Art Goldhammer l'a constaté pendant son séjour en France : les sympathisants de gauche semblent avoir déjà renoncé à gouverner en 2017-2022.

J'ai souvent critiqué la prétendue "prospective politique" basée sur… les sondages d'opinion les plus versatiles. Mais cette fois, il me semble que les sondages décrivent une véritable cristallisation de l'opinion publique.

La victoire de M. Sarkozy à la présidence de l'UMP est quasi-certaine ; sans quoi, d'autres leaders ayant des réseaux solides se seraient lancés, que ce soit MM. Fillon, Juppé, Copé ou Bertrand.

La victoire de M. Sarkozy à une primaire est, de très loin, le résultat le plus probable. N'a-t-il pas obtenu près de 49% du suffrage des Français en 2012 ? Cela augure mal d'une "impopularité" parmi les électeurs de droite, particulièrement, les 1 ou 8% de militants qui iraient voter à une primaire. Les petites manoeuvres sur l'inclusion ou non du centre dans la primaire, sont sans portée : les électeurs du centre sont indépendants d'esprit, beaucoup attendent jusqu'à la véritable élection pour se prononcer, ils ne seront qu'une minorité à se déplacer pour des primaires.

De plus, beaucoup de sympathisants du FN pourraient aller voter M. Sarkozy contre M. Juppé : une occasion comme une autre de soutenir un politicien moins "politiquement correct" que les autres.
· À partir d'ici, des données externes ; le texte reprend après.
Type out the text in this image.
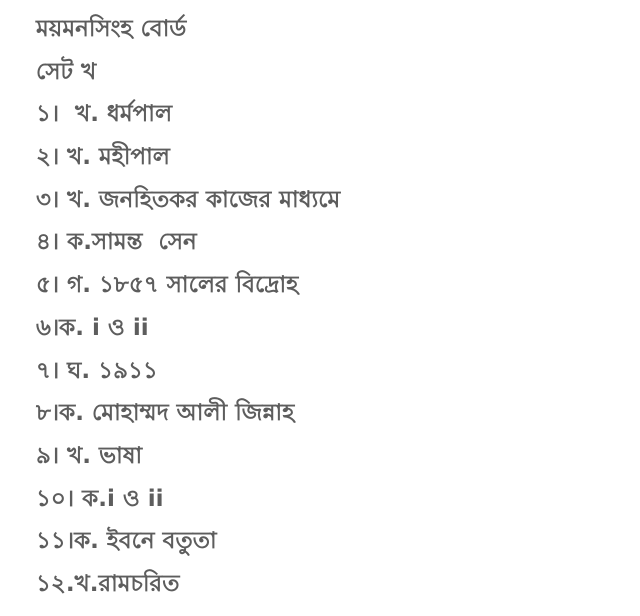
ময়মনসিংহ বোর্ড
সেট খ
১।  খ. ধর্মপাল
২। খ. মহীপাল
৩। খ. জনহিতকর কাজের মাধ্যমে
৪। ক.সামন্ত  সেন
৫। গ. ১৮৫৭ সালের বিদ্রোহ
৬।ক. i ও ii
৭। ঘ. ১৯১১
৮।ক. মোহাম্মদ আলী জিন্নাহ
৯। খ. ভাষা
১০। ক.i ও ii
১১।ক. ইবনে বতুতা
১২.খ.রামচরিত
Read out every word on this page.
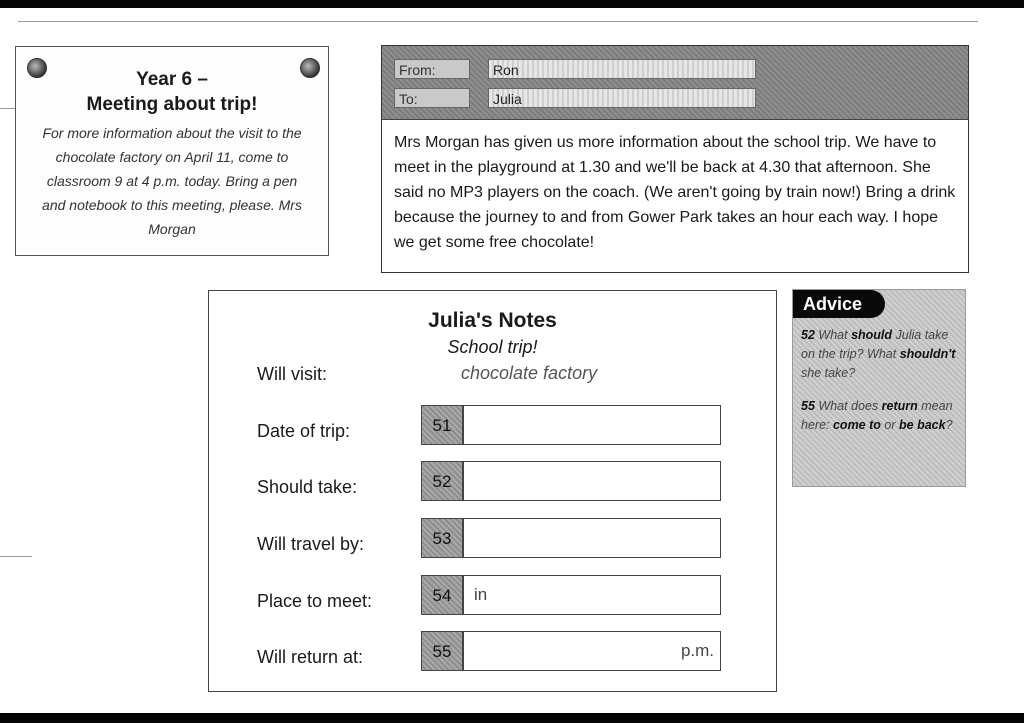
Year 6 –
Meeting about trip!
For more information about the visit to the chocolate factory on April 11, come to classroom 9 at 4 p.m. today. Bring a pen and notebook to this meeting, please. Mrs Morgan
From:	Ron
To:	Julia
Mrs Morgan has given us more information about the school trip. We have to meet in the playground at 1.30 and we'll be back at 4.30 that afternoon. She said no MP3 players on the coach. (We aren't going by train now!) Bring a drink because the journey to and from Gower Park takes an hour each way. I hope we get some free chocolate!
Julia's Notes
School trip!
Will visit:	chocolate factory
Date of trip:	51
Should take:	52
Will travel by:	53
Place to meet:	54	in
Will return at:	55	p.m.
Advice
52 What should Julia take on the trip? What shouldn't she take?
55 What does return mean here: come to or be back?
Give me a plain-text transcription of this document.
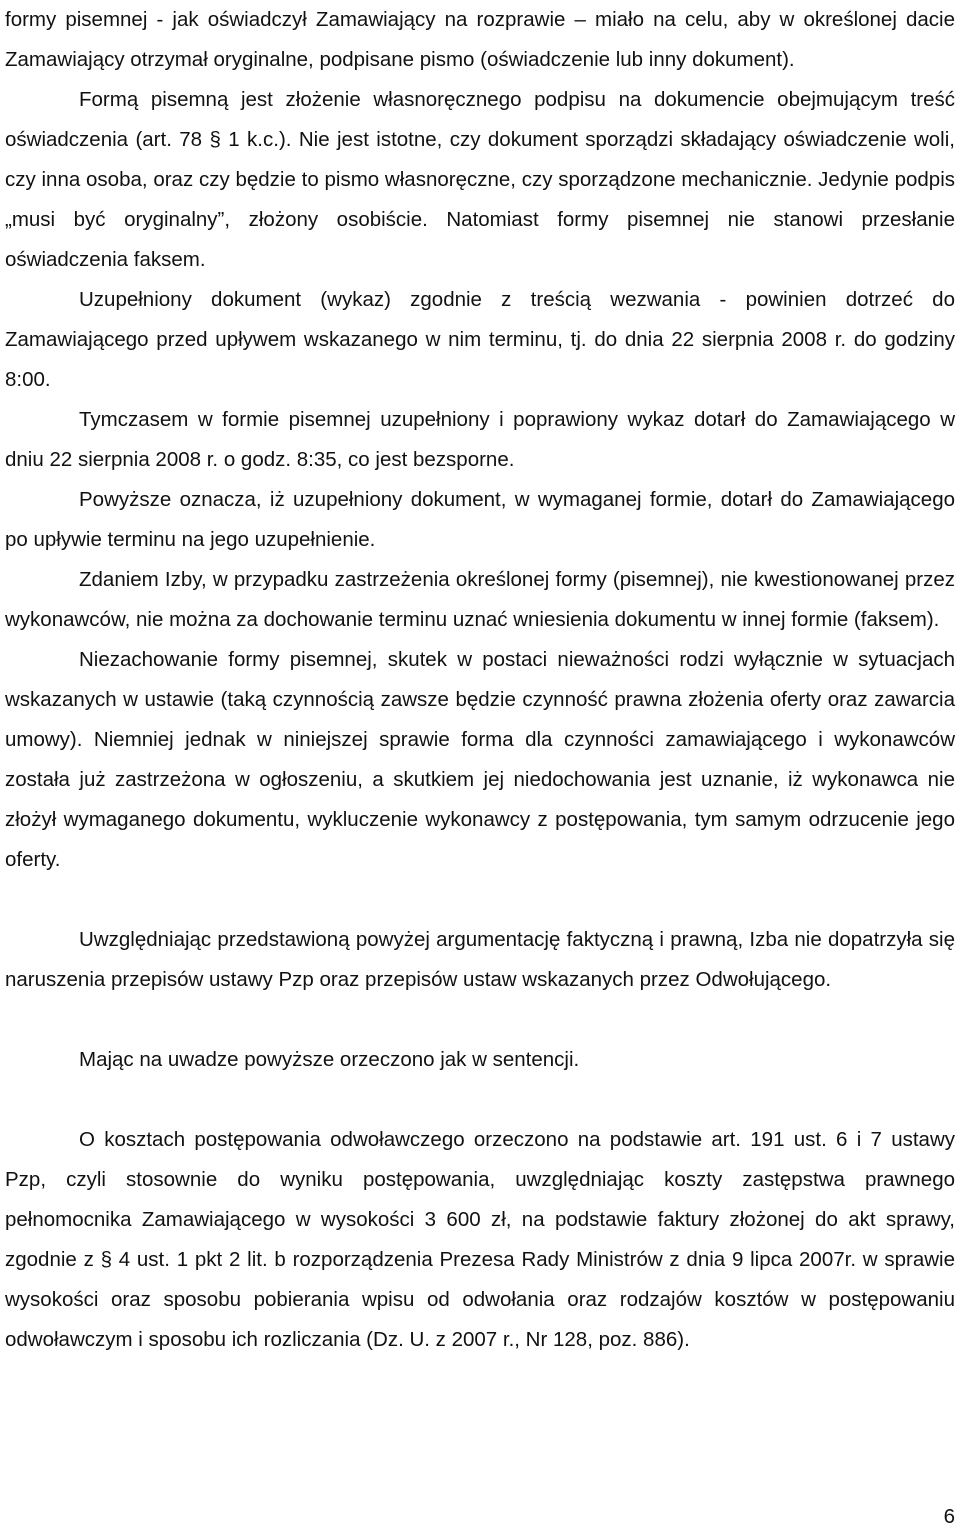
formy pisemnej - jak oświadczył Zamawiający na rozprawie – miało na celu, aby w określonej dacie Zamawiający otrzymał oryginalne, podpisane pismo (oświadczenie lub inny dokument).

Formą pisemną jest złożenie własnoręcznego podpisu na dokumencie obejmującym treść oświadczenia (art. 78 § 1 k.c.). Nie jest istotne, czy dokument sporządzi składający oświadczenie woli, czy inna osoba, oraz czy będzie to pismo własnoręczne, czy sporządzone mechanicznie. Jedynie podpis „musi być oryginalny”, złożony osobiście. Natomiast formy pisemnej nie stanowi przesłanie oświadczenia faksem.

Uzupełniony dokument (wykaz) zgodnie z treścią wezwania - powinien dotrzeć do Zamawiającego przed upływem wskazanego w nim terminu, tj. do dnia 22 sierpnia 2008 r. do godziny 8:00.

Tymczasem w formie pisemnej uzupełniony i poprawiony wykaz dotarł do Zamawiającego w dniu 22 sierpnia 2008 r. o godz. 8:35, co jest bezsporne.

Powyższe oznacza, iż uzupełniony dokument, w wymaganej formie, dotarł do Zamawiającego po upływie terminu na jego uzupełnienie.

Zdaniem Izby, w przypadku zastrzeżenia określonej formy (pisemnej), nie kwestionowanej przez wykonawców, nie można za dochowanie terminu uznać wniesienia dokumentu w innej formie (faksem).

Niezachowanie formy pisemnej, skutek w postaci nieważności rodzi wyłącznie w sytuacjach wskazanych w ustawie (taką czynnością zawsze będzie czynność prawna złożenia oferty oraz zawarcia umowy). Niemniej jednak w niniejszej sprawie forma dla czynności zamawiającego i wykonawców została już zastrzeżona w ogłoszeniu, a skutkiem jej niedochowania jest uznanie, iż wykonawca nie złożył wymaganego dokumentu, wykluczenie wykonawcy z postępowania, tym samym odrzucenie jego oferty.

Uwzględniając przedstawioną powyżej argumentację faktyczną i prawną, Izba nie dopatrzyła się naruszenia przepisów ustawy Pzp oraz przepisów ustaw wskazanych przez Odwołującego.

Mając na uwadze powyższe orzeczono jak w sentencji.

O kosztach postępowania odwoławczego orzeczono na podstawie art. 191 ust. 6 i 7 ustawy Pzp, czyli stosownie do wyniku postępowania, uwzględniając koszty zastępstwa prawnego pełnomocnika Zamawiającego w wysokości 3 600 zł, na podstawie faktury złożonej do akt sprawy, zgodnie z § 4 ust. 1 pkt 2 lit. b rozporządzenia Prezesa Rady Ministrów z dnia 9 lipca 2007r. w sprawie wysokości oraz sposobu pobierania wpisu od odwołania oraz rodzajów kosztów w postępowaniu odwoławczym i sposobu ich rozliczania (Dz. U. z 2007 r., Nr 128, poz. 886).

6
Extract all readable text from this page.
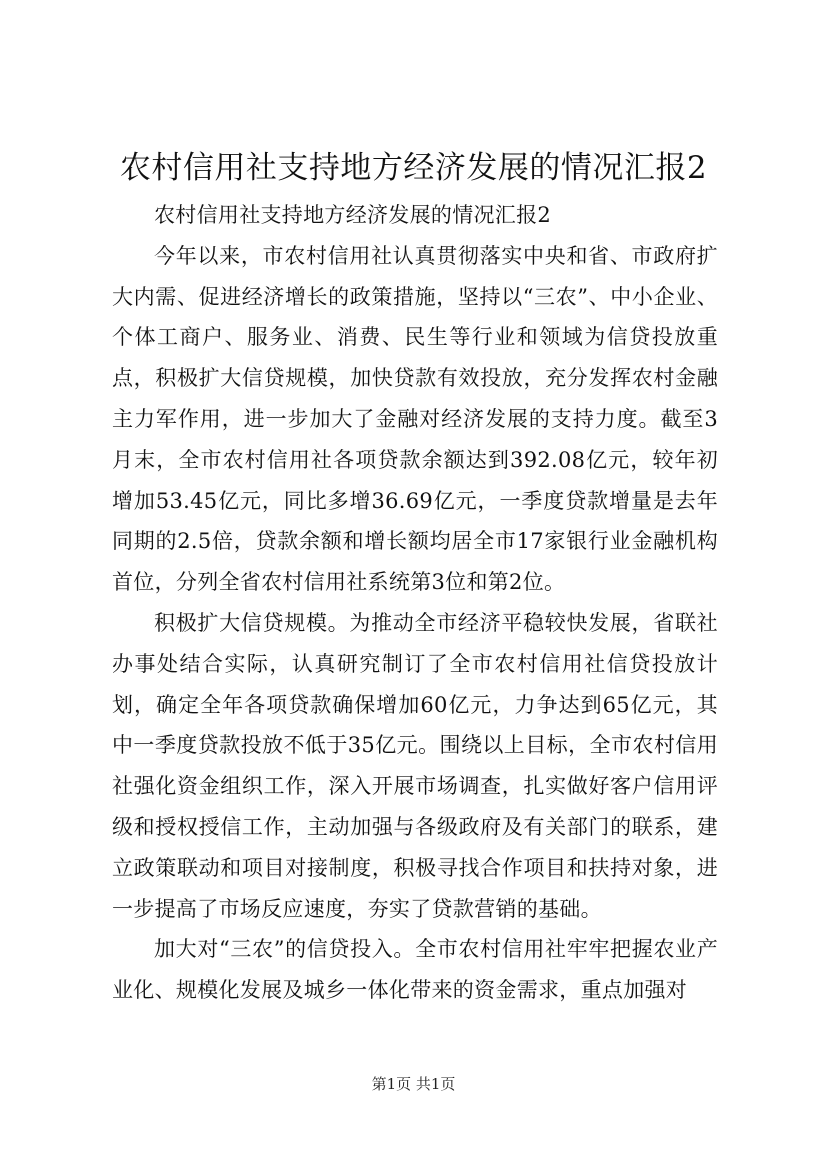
农村信用社支持地方经济发展的情况汇报2

农村信用社支持地方经济发展的情况汇报2

今年以来，市农村信用社认真贯彻落实中央和省、市政府扩大内需、促进经济增长的政策措施，坚持以“三农”、中小企业、个体工商户、服务业、消费、民生等行业和领域为信贷投放重点，积极扩大信贷规模，加快贷款有效投放，充分发挥农村金融主力军作用，进一步加大了金融对经济发展的支持力度。截至3月末，全市农村信用社各项贷款余额达到392.08亿元，较年初增加53.45亿元，同比多增36.69亿元，一季度贷款增量是去年同期的2.5倍，贷款余额和增长额均居全市17家银行业金融机构首位，分列全省农村信用社系统第3位和第2位。

积极扩大信贷规模。为推动全市经济平稳较快发展，省联社办事处结合实际，认真研究制订了全市农村信用社信贷投放计划，确定全年各项贷款确保增加60亿元，力争达到65亿元，其中一季度贷款投放不低于35亿元。围绕以上目标，全市农村信用社强化资金组织工作，深入开展市场调查，扎实做好客户信用评级和授权授信工作，主动加强与各级政府及有关部门的联系，建立政策联动和项目对接制度，积极寻找合作项目和扶持对象，进一步提高了市场反应速度，夯实了贷款营销的基础。

加大对“三农”的信贷投入。全市农村信用社牢牢把握农业产业化、规模化发展及城乡一体化带来的资金需求，重点加强对

第1页 共1页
Quant aux affaires aux basques de M. Sarkozy : après 2 ans et demi de lenteurs judiciaires, comment cela pourrait-il se dénouer (instructions, procès, appels, Cassation…) dans les 6 ou 12 prochains mois ? C'est tout à fait improbable. Et dans 12 mois, si la justice interférait dans une campagne nationale déjà bien lancée, cela serait jugé déplacé.

Il me semble que le succès quasi-certain du FN aux cantonales et surtout régionales de 2015 (moins de 30% m'étonneraient) offrirait à M. Sarkozy le levier dont il a besoin pour faire basculer en sa faveur la classe politique et médiatique : se présenter en seule alternative au FN. Quel que soit son propre programme. Et même, plus il force à droite, plus il joue la provoc, plus il obtiendra de sympathie des électeurs potentiels du FN, et plus sa prétention sera fondée.

La gauche classique semble paralysée, hypnotisée, sans ressort. Le centre n'a plus aujourd'hui de soutien populaire actif. La gauche de la gauche, les écologistes, les "frondeurs", malgré leur rancune contre M. Hollande, peuvent bien constater que pas grand monde ne bouge le petit doigt pour les secourir.

Une alternative crédible, gagnante, se constituera-t-elle d'ici 2017 ? Un mouvement démocratique, écologiste, progressiste, républicain, défenseur des libertés, peut-il susciter et fédérer assez de forces, de soutien, d'intérêt public, de leaders, d'élan, de cohésion… pour convaincre 30% ou plus des Français au premier tour de 2017, et plus de 50% au second tour ?

J'espère que cela arrivera, comme je l'ai espéré en vain en 2005-2007. Je crois que la société française en a le ressort, les capacités. Mais pour l'instant, je ne vois rien venir.